Proteção de dados na administração municipal

O município é o nível de governo que mais coleta dados sensíveis dos cidadãos, e o que tem menos estrutura para tratá-los antes de publicar.

A prefeitura é a porta de entrada do cidadão no serviço público. É nela que se cadastra um benefício, se marca uma consulta, se matricula uma criança e se registra uma reclamação. Cada um desses atos gera documentos com dados pessoais, muitos deles sensíveis.

Ao mesmo tempo, o município publica editais, atas, contratos, atos no diário oficial e respostas a pedidos de acesso à informação. Sem um processo de anonimização, essa publicação vira o principal ponto de exposição de dados de moradores.

A DocSec foi pensada para caber nessa realidade: identificação automática dos dados pessoais, revisão pelo servidor responsável e nenhuma exigência de conhecimento técnico para operar.

Onde os dados sensíveis se concentram no município

  • Assistência social: cadastros de famílias, relatórios de atendimento, laudos e documentos de acompanhamento que envolvem situações de vulnerabilidade.
  • Saúde: prontuários, encaminhamentos, listas de espera e comprovantes de atendimento, com dados de saúde protegidos pela LGPD como sensíveis.
  • Educação: matrículas, fichas de alunos, relatórios pedagógicos e documentos que envolvem crianças e adolescentes.
  • Ouvidoria: manifestações, denúncias e reclamações que identificam quem procurou o município.
  • Recursos humanos: processos de servidores, concursos, atestados e processos disciplinares.
  • Contratações e convênios: documentos de habilitação, propostas e prestações de contas com dados de representantes e profissionais.

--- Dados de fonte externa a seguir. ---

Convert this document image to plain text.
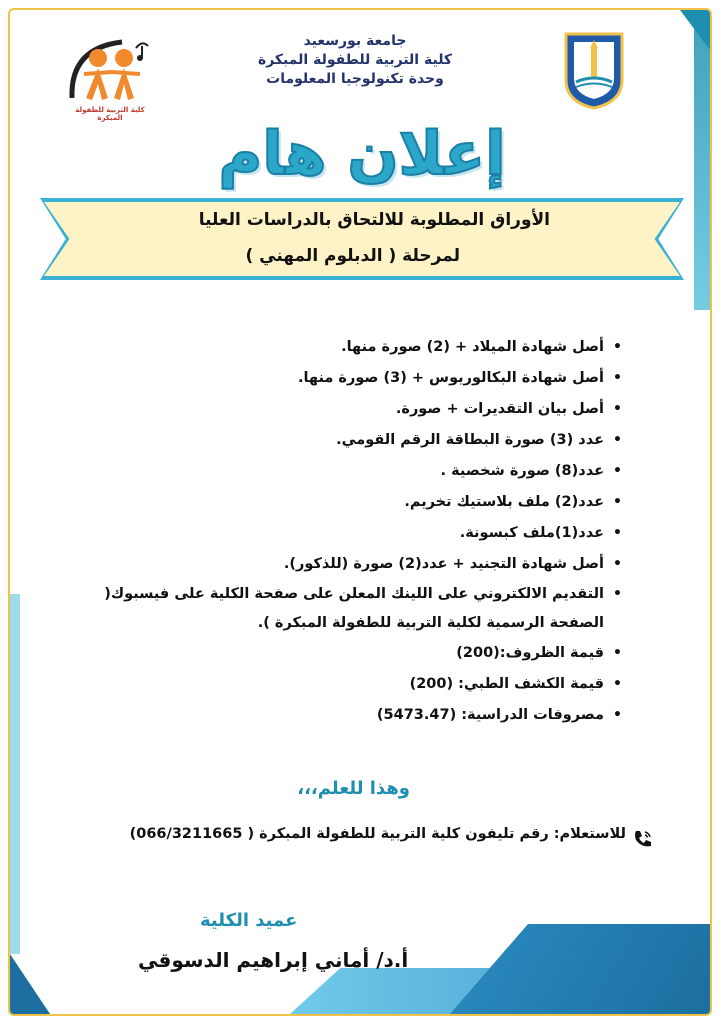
جامعة بورسعيد
كلية التربية للطفولة المبكرة
وحدة تكنولوجيا المعلومات
كلية التربية للطفولة المبكرة
إعلان هام
الأوراق المطلوبة للالتحاق بالدراسات العليا
لمرحلة ( الدبلوم المهني )
• أصل شهادة الميلاد + (2) صورة منها.
• أصل شهادة البكالوريوس + (3) صورة منها.
• أصل بيان التقديرات + صورة.
• عدد (3) صورة البطاقة الرقم القومي.
• عدد(8) صورة شخصية .
• عدد(2) ملف بلاستيك تخريم.
• عدد(1)ملف كبسونة.
• أصل شهادة التجنيد + عدد(2) صورة (للذكور).
• التقديم الالكتروني على اللينك المعلن على صفحة الكلية على فيسبوك( الصفحة الرسمية لكلية التربية للطفولة المبكرة ).
• قيمة الظروف:(200)
• قيمة الكشف الطبي: (200)
• مصروفات الدراسية: (5473.47)
وهذا للعلم،،،
للاستعلام: رقم تليفون كلية التربية للطفولة المبكرة ( 066/3211665)
عميد الكلية
أ.د/ أماني إبراهيم الدسوقي
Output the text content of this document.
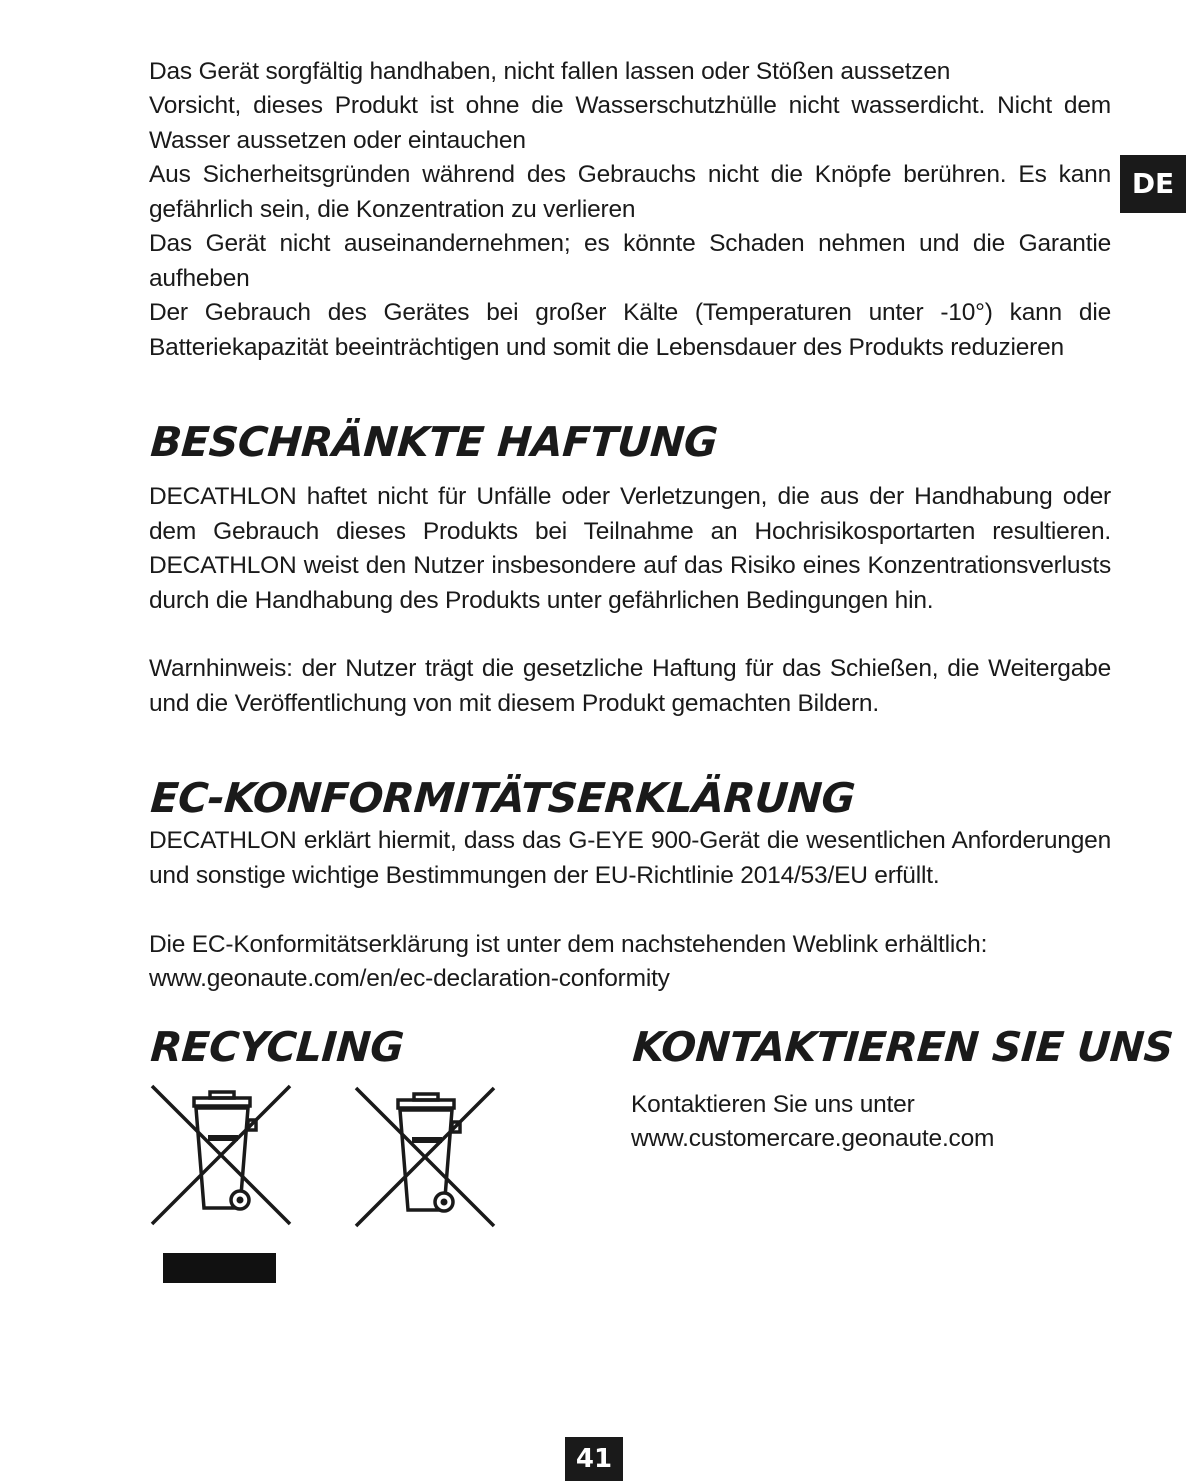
DE

Das Gerät sorgfältig handhaben, nicht fallen lassen oder Stößen aussetzen

Vorsicht, dieses Produkt ist ohne die Wasserschutzhülle nicht wasserdicht. Nicht dem Wasser aussetzen oder eintauchen

Aus Sicherheitsgründen während des Gebrauchs nicht die Knöpfe berühren. Es kann gefährlich sein, die Konzentration zu verlieren

Das Gerät nicht auseinandernehmen; es könnte Schaden nehmen und die Garantie aufheben

Der Gebrauch des Gerätes bei großer Kälte (Temperaturen unter -10°) kann die Batteriekapazität beeinträchtigen und somit die Lebensdauer des Produkts reduzieren

BESCHRÄNKTE HAFTUNG

DECATHLON haftet nicht für Unfälle oder Verletzungen, die aus der Handhabung oder dem Gebrauch dieses Produkts bei Teilnahme an Hochrisikosportarten resultieren. DECATHLON weist den Nutzer insbesondere auf das Risiko eines Konzentrationsverlusts durch die Handhabung des Produkts unter gefährlichen Bedingungen hin.

Warnhinweis: der Nutzer trägt die gesetzliche Haftung für das Schießen, die Weitergabe und die Veröffentlichung von mit diesem Produkt gemachten Bildern.

EC-KONFORMITÄTSERKLÄRUNG

DECATHLON erklärt hiermit, dass das G-EYE 900-Gerät die wesentlichen Anforderungen und sonstige wichtige Bestimmungen der EU-Richtlinie 2014/53/EU erfüllt.

Die EC-Konformitätserklärung ist unter dem nachstehenden Weblink erhältlich:

www.geonaute.com/en/ec-declaration-conformity

RECYCLING	KONTAKTIEREN SIE UNS
Kontaktieren Sie uns unter
www.customercare.geonaute.com
41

Documentos de crianças, adolescentes e pessoas em situação de vulnerabilidade merecem atenção redobrada, porque a exposição costuma ter efeito prolongado sobre quem foi identificado.

O que muda quando o processo é automatizado

Municípios pequenos e médios raramente têm equipe dedicada à proteção de dados. O mesmo servidor que instrui o processo é quem prepara a publicação, quase sempre com prazo curto.

  • A identificação automática pode reduzir o tempo de preparo, que ainda depende do número de páginas, da qualidade do arquivo e da revisão necessária.
  • O critério de anonimização passa a ser o mesmo em todas as secretarias.
  • As marcações orientam a revisão, que deve incluir também os trechos não identificados pela IA.
  • O arquivo publicado sai com a informação removida, e não apenas coberta por uma tarja.
  • Documentos digitalizados, comuns em processos municipais, entram no mesmo fluxo por meio do OCR.

Transparência municipal sem exposição

A Lei de Acesso à Informação vale integralmente para os municípios, e a LGPD também. A combinação das duas leva ao mesmo ponto: publicar o documento, retirar dele os dados pessoais que não precisam ser divulgados.

Isso vale tanto para a transparência ativa, quando o município publica por iniciativa própria, quanto para a passiva, quando responde a um pedido de acesso. Em ambos os casos, negar o documento inteiro por causa dos dados pessoais que ele contém raramente é a resposta adequada.

Implantação sem projeto de tecnologia

  1. Comece pela secretaria que mais publica
    Em geral, administração, assistência social ou saúde. O ganho aparece rápido e serve de referência para as demais.
  2. Defina o critério por tipo de documento
    Uma lista curta do que sai de cada categoria de documento evita decisões improvisadas na hora da publicação.
  3. Treine a conferência, não a ferramenta
    A operação da plataforma é direta. O que precisa de atenção é o critério: o que identifica uma pessoa naquele documento específico.
  4. Verifique antes de publicar
    Confira visualmente o arquivo exportado e complemente a revisão com busca, extração de texto e verificação de metadados e conteúdo oculto. Uma busca sem resultados, sozinha, não comprova que os dados foram removidos.

Perguntas frequentes

A prefeitura precisa se adequar à LGPD?

Sim. A LGPD se aplica ao poder público em todas as esferas, incluindo municípios, com regras próprias para o tratamento realizado no atendimento de finalidade pública.

Como publicar documentos com dados de assistência social?

Documentos de assistência social costumam conter dados sensíveis e informações sobre situações de vulnerabilidade. A prática recomendada é publicar apenas a parte não protegida, com os dados pessoais removidos do arquivo, e não apenas cobertos por tarja.

A ferramenta exige equipe de tecnologia no município?

Não. A plataforma é operada pelo navegador e foi desenhada para uso por servidores sem conhecimento técnico. O licenciamento corporativo é dimensionado conforme o volume de documentos e a quantidade de usuários.

Documentos escaneados podem ser anonimizados?

Sim. O reconhecimento óptico de caracteres identifica o texto em páginas digitalizadas, o que permite tratar processos antigos e anexos enviados como imagem.